The Treasury has not signed off on the Government’s troubled Universal Credit benefit reform three months since receiving the business plan.

The Department for Work and Pensions (DWP) IT project is being drip-fed money instead of receiving full approval and funding from the Treasury, a normal procedure for major public projects.

Civil service chief Sir Bob Kerslake told the Public Accounts Committee (PAC) this week: ""We shouldn’t beat about the bush. It hasn’t been signed off. What we’ve had is a set of conditional reassurances about progress and the Treasury have released money accordingly.
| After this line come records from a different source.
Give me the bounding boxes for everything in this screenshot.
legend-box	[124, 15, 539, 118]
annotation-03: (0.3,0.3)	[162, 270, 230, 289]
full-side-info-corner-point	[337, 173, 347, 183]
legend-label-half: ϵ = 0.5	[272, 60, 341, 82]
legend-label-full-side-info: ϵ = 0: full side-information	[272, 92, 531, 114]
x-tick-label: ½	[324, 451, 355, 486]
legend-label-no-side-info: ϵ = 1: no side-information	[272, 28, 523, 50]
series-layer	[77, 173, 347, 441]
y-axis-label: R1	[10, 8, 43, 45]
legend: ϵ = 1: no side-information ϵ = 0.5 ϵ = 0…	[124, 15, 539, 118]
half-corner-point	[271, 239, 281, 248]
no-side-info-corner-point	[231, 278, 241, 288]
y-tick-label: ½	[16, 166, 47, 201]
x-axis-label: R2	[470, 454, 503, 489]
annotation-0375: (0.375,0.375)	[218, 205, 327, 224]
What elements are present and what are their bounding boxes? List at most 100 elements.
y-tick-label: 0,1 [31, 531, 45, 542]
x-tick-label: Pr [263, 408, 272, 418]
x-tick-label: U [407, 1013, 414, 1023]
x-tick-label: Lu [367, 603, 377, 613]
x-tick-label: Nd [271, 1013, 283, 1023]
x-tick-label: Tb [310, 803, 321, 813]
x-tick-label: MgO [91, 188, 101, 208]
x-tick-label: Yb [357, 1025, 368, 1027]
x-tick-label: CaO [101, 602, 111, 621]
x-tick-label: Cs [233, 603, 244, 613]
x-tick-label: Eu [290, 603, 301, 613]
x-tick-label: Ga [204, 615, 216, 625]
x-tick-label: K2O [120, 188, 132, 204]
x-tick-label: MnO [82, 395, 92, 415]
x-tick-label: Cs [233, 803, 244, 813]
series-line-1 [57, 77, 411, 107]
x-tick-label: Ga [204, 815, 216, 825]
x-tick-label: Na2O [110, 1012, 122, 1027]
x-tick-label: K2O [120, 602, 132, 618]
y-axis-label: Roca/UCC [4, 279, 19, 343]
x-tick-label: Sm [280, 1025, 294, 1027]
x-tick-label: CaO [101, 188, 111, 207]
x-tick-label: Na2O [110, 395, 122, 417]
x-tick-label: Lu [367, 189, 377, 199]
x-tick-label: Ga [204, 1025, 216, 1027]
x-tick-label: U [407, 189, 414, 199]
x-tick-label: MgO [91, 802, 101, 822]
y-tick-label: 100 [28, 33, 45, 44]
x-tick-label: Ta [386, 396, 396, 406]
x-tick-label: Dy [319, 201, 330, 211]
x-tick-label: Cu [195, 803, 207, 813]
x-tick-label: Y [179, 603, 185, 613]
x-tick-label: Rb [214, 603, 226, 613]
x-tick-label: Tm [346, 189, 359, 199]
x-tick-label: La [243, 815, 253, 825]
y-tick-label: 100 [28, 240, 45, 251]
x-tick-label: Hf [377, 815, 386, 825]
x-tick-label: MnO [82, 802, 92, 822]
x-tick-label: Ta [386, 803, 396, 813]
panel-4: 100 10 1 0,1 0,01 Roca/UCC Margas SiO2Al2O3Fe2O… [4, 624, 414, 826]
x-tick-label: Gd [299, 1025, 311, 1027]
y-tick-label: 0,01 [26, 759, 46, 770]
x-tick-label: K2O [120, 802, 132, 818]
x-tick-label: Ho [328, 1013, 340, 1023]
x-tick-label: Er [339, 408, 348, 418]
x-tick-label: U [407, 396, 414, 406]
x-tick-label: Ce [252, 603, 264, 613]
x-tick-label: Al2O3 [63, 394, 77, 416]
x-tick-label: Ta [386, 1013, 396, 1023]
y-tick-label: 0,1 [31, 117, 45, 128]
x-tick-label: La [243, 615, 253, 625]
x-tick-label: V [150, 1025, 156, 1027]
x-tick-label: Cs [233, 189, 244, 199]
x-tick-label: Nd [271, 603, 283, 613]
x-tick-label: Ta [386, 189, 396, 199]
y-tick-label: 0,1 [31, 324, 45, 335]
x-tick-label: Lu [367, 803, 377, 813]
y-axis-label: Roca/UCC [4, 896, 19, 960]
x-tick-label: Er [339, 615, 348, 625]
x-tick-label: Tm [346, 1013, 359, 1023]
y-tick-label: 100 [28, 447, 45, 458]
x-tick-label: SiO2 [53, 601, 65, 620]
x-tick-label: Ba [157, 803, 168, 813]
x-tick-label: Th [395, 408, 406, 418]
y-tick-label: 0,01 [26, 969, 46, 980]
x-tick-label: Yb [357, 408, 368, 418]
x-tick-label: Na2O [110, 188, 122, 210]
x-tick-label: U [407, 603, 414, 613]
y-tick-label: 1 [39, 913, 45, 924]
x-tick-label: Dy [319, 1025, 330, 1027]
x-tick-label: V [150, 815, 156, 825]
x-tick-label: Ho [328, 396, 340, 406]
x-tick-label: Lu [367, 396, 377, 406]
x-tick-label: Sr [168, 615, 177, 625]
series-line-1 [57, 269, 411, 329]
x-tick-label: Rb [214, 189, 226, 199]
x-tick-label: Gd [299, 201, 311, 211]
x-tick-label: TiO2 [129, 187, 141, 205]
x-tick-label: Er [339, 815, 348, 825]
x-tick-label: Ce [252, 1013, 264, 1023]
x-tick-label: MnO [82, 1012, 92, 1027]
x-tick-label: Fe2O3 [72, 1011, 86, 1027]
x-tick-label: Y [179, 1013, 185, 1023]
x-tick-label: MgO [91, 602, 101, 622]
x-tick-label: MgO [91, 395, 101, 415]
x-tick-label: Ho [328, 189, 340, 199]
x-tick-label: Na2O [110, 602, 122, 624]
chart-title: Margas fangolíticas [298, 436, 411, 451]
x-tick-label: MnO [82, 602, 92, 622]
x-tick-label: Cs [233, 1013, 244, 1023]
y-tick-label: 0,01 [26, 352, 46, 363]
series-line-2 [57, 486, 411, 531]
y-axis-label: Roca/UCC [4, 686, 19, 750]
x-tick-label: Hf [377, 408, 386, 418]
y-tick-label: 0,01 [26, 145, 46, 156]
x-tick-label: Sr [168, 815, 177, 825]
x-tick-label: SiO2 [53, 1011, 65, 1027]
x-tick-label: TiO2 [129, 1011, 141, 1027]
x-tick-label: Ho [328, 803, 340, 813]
That is one of the key controls."

It is the latest in a series of startling revelations about the Universal Credit IT system, designed to simplify six benefit payments into one, and comes after the National Audit Office (NAO) announced plans to launch a second investigation into the welfare programme this autumn.

The DWP had originally planned to launch the benefits system last October, but it was reset in December 2013 after a series of IT problems and wasted costs, with Work and Pensions minister Iain Duncan Smith admitting the project was unlikely to hit its original full roll-out deadline of 2017.

It is currently in use across 10 areas of the UK, according to the DWP, and, as of February (the latest available figures), 6,000 people were using it to claim.

While the concept of streamlining benefits has cross-party approval, Labour has pledged to ‘pause’ Universal Credit to conduict a three-month review if the party wins next year’s general election.

In November last year the PAC estimated that much of the £425m spent up to that point on the project may have to be written off as wasted costs.

A DWP spokeswoman said: "Universal Credit is a vital reform that will ensure we have a welfare system that means people are better off in work than on benefits.

"The facts remain that Universal Credit is on track to roll out safely and securely against the plan set out last year. It is already transforming people’s lives and is available in a growing number of areas, including 24 Jobcentres, and last week expanded to claims from couples.

"The Treasury has been fully engaged – they have approved the rollout plan and have approved all funding to date."